Манаев принялся ждать. Он подождал пять минут, разглядывая коридор, в котором в общем-то ничего интересного не было, потом подождал ещё пять минут, изучая противоположную дверь, где в отличие от первой выделялись уже другие буквы — «ХЗ», а затем — ещё пять, в течение которых он, не подавая вида, искоса рассматривал обоих мужчин, курящих на подоконнике. Странные это были мужчины. Наконец, он подождал пять минут уже просто так — ничего не разглядывая, а лишь тихо, но внятно ругаясь сквозь сжатые зубы. Министр не появлялся. Было непонятно, чем он там занимается столько времени. Или, может быть, он просто уснул? Или, может быть, провалился в канализацию? Манаеву все это надоело. — А что? — подумал он. — А в конце концов, ничего! — И довольно сильно постучал костяшками пальцев в дубовую дверь.

Ему почему-то показалось, что сидящие на окне мужчины сейчас очень строго и требовательно окликнут его:

— Вы куда, гражданин?

Но его никто не окликнул. Мужчины спокойно курили, думая о своем. Тогда Манаев повернул ручку двери и очутился внутри.

Самое интересное, что министра в туалете не было. Вместо него у вычурной, явно импортного производства раковины стоял невысокий, но очень плотный коренастый человек, стриженный под «укладку руководителя», и, просовывая круглую ушастую голову под кран, видимо, находясь в изнеможении, плескал себе в лицо холодную воду.

Он неодобрительно посмотрел на Манаева, но не произнес ни звука.

Больше в туалете никого не оказалось. Там были всего две кабины, разнесенные друг от друга, — в настоящий момент обе распахнутые и просматривающиеся насквозь. И в одной из них лежала на полу знакомая Манаеву темно-синяя шапочка.

А министра не было. Не было — и все.

— Ну и черт с ним! — подумал Манаев. — Что я, в самом деле, без Мокея не проживу? Проживу без Мокея, даже ещё и лучше…

Только что в одиночку было несколько скучновато.

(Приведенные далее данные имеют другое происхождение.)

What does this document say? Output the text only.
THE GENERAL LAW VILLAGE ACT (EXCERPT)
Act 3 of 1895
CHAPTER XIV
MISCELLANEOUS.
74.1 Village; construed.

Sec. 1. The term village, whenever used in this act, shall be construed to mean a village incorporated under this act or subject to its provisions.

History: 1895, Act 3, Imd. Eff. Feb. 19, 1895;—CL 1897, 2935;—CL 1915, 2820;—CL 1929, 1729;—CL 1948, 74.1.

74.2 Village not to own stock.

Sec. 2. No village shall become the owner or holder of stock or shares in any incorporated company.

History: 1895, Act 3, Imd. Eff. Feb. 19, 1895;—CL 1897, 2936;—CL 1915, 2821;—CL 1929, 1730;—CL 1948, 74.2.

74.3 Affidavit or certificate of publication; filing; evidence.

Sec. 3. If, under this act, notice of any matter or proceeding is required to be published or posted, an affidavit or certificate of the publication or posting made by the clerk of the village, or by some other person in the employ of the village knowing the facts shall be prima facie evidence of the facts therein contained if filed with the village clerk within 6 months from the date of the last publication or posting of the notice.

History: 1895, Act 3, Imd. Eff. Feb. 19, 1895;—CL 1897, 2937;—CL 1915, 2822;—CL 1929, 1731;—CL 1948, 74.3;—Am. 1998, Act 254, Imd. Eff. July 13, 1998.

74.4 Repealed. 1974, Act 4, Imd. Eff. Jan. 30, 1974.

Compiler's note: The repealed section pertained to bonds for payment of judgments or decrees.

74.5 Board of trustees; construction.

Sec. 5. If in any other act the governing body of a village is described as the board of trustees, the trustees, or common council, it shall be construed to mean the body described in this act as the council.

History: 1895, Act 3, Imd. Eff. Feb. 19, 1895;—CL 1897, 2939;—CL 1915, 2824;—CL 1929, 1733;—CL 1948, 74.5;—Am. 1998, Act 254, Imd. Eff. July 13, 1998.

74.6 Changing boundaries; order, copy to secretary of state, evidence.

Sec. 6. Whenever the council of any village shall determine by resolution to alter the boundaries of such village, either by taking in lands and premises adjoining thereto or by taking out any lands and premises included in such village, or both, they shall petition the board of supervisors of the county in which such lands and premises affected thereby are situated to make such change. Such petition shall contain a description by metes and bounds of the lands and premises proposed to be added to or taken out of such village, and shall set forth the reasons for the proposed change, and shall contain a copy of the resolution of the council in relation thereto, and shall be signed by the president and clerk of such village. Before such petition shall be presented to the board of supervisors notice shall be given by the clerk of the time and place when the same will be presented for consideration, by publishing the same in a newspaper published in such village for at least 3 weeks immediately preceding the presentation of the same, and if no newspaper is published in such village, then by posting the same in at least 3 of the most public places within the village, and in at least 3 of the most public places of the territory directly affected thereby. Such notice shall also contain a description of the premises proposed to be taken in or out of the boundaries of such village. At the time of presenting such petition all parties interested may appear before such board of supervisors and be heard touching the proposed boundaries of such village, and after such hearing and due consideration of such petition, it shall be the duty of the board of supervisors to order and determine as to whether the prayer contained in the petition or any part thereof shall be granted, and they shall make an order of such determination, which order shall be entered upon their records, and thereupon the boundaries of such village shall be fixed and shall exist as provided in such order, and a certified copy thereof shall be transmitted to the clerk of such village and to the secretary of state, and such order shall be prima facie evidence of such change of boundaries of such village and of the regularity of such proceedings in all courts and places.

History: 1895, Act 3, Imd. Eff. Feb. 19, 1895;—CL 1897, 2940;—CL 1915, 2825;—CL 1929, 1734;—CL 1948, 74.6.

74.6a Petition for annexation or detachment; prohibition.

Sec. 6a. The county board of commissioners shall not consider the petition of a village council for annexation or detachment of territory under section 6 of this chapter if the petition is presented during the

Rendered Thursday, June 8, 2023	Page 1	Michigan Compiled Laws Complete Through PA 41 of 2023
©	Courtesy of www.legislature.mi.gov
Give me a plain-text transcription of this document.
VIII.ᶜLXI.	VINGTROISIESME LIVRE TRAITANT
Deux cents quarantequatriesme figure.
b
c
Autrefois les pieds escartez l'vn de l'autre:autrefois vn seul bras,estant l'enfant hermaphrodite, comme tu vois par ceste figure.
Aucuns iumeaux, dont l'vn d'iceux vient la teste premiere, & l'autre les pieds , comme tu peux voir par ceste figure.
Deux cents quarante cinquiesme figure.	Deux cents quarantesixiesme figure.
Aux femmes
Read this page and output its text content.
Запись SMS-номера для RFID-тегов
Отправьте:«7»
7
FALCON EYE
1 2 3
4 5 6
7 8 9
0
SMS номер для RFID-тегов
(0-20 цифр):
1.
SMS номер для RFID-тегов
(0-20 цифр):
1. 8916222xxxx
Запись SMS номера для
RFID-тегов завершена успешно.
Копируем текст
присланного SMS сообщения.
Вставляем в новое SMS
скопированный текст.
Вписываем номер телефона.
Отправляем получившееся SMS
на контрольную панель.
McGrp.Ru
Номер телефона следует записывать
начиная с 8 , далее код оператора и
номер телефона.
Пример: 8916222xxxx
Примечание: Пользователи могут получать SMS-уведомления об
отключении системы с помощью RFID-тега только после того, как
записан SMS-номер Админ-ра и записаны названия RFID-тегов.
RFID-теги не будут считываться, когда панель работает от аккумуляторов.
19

И Манаев снова поглядел на коренастого человека. Тот уже прекратил брызгать себе в лицо и сейчас, опираясь рукой о раковину, громко и часто дышал, видимо, преодолевая трудности жизни.

Ему было тяжело.

— Тяжело? — спросил Манаев.

Человек не ответил.

Тогда Манаев намекнул, что можно поправиться.

Человек опять не ответил.

Тогда Манаев без лишних слов вытащил из кармана «Плиску», (тоже захваченную у директора) и одним движением, вывернув, снял колпачок так, чтобы посуда была готова к употреблению.



Глаза у коренастого человека блеснули.

— Кто такой? — подозрительно спросил он.

Манаев объяснил, что он здесь совершенно случайно. Просто, вот, с товарищем министром на минуточку заглянули. А товарищ министр — буквально на полминуточки отлучился.

Заодно Манаев скоренько рассказал анекдот — как четыре мужика выпивали в женском туалете. Между прочим, довольно смешной. Тем не менее, коренастый человек, выслушав его, даже не улыбнулся.

— Предъяви документы, — все также подозрительно сказал он.

Документов у Манаева, опять же не было. То есть, у него не было паспорта. У него было только институтское удостоверение. Причем, основательно просроченное. Но зато — с фотографией и с печатью. Все честь-честью, как полагается. Коренастый человек, наверное, целую вечность вертел его в руках, а потом чрезвычайно кисло заметил, что документы можно изготовить какие угодно.

Это была — загадочная фраза. Манаев её не понял. Однако он почувствовал, что как раз отсутствие документа успокоило человека, и поэтому, заманчиво тряхнув «Плиской», высказался в том духе, что время идет, а дело, между прочим, стоит на месте. Между прочим, в любую минуту может вернуться товарищ министр. Вот вернется товарищ министр, и тогда ещё неизвестно, как у них тут получится.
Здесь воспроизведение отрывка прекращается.